In case you’re won­der­ing, by the way, the William IV is still there, and still trad­ing as a pub.

6 thoughts on “Saddleworth Pub Carpets, 1966”

  1. pub car­pets aren’t a great old tra­di­tion

    My sweet sum­mer child(ren), car­pets aren’t a great old tra­di­tion. Wall-to-wall car­pet­ing in British hous­ing isn’t, any­way – I grew up in hous­es with wall-to-wall lino and a few indi­vid­ual car­pets or rugs (down the stairs, in the hall, in front of the fire, by your bed if you were lucky). If any­thing that pub was ahead of the trend; “wall-to-wall car­pet­ing” was still being sold as some­thing new & dif­fer­ent well into the 1970s.

    The bloke who seems to be say­ing the car­pet destroyed the high­brow ambi­ence does sound odd, but I think it makes sense if you think who in par­tic­u­lar would have been put off by a bare-boards pub inte­ri­or. I think he’s talk­ing about women com­ing into the pub, in short, with the inevitable effect of dis­rupt­ing the intel­lec­tu­al dis­cus­sions which invari­ably break out when men are on their own (I’m sure Ray will con­firm this). Army mess­es, boys’ board­ing schools, rug­by clubs – they’re all noto­ri­ous havens of civilised con­ver­sa­tion on seri­ous top­ics, and at one time the pub­lic bar was no dif­fer­ent. It’s the price of progress, I’m afraid.

  2. Slight­ly provoca­tive point, but I won­der how many of the age­less fea­tures of British pub life are actu­al­ly fair­ly con­tin­gent things that just hap­pened to be around their height of pop­u­lar­i­ty when 60-some­thing pub enthu­si­asts were in their prime? See also the idea of bit­ter as the authen­tic, unpre­ten­tious beer of the mass­es rather than “the boss­es’ drink”.

    1. As a folkie, I fre­quent­ly come across songs and cus­toms that are sup­posed to be authen­tic sur­vivals from some incred­i­bly dis­tant era – the word ‘pagan’ gets thrown about a lot, which would pre­sum­ably take us back to 400 AD or ear­li­er. By way of a real­i­ty check, it’s inter­est­ing to think about just how far back any liv­ing per­son­’s sense of “how things have always been” or “the way things used to be” can pos­si­bly go. I reck­on it’s, at the very most, [your age] minus 5 for “how it’s always been” and [your age] plus 50 for “how it used to be” (tales of your par­ents’ child­hood & your grand­par­ents’ young days). Any­thing before that is just plain gone.

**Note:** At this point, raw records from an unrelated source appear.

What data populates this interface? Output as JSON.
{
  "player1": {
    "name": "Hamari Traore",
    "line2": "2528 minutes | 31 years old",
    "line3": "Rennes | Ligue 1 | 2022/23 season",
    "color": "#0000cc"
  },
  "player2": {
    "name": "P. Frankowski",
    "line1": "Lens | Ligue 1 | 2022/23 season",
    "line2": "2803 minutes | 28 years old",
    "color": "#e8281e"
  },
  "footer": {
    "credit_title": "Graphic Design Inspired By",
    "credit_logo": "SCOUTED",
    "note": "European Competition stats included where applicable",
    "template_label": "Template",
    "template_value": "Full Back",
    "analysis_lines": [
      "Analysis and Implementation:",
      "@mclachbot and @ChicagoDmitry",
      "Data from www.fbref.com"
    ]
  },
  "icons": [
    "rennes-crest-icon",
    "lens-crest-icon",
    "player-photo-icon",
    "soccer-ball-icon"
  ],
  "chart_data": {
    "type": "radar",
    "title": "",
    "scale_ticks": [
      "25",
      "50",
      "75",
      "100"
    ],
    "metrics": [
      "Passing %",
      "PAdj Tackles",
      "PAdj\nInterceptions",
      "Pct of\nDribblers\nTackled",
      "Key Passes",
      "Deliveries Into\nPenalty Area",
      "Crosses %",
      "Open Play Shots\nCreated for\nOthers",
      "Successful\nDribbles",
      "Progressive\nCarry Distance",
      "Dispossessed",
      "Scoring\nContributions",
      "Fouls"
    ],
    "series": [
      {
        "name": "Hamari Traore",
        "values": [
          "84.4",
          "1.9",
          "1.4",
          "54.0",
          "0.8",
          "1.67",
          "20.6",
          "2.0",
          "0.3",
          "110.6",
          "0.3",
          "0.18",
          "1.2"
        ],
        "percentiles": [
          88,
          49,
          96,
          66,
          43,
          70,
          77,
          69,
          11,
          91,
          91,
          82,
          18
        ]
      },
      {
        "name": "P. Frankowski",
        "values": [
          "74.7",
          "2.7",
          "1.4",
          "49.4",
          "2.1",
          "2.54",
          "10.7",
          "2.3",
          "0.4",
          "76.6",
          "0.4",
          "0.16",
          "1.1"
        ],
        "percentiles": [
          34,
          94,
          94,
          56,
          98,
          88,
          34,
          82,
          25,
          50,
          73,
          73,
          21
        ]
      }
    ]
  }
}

      1. I think Dou­glas Adams absolute­ly nailed this. He was talk­ing about tech­nol­o­gy, but it applies just as well to social and cul­tur­al stuff in my expe­ri­ence:
        “I’ve come up with a set of rules that describe our reac­tions to tech­nolo­gies:
        1. Any­thing that is in the world when you’re born is nor­mal and ordi­nary and is just a nat­ur­al part of the way the world works.
        2. Any­thing that’s invent­ed between when you’re fif­teen and thir­ty-five is new and excit­ing and rev­o­lu­tion­ary and you can prob­a­bly get a career in it.
        3. Any­thing invent­ed after you’re thir­ty-five is against the nat­ur­al order of things.”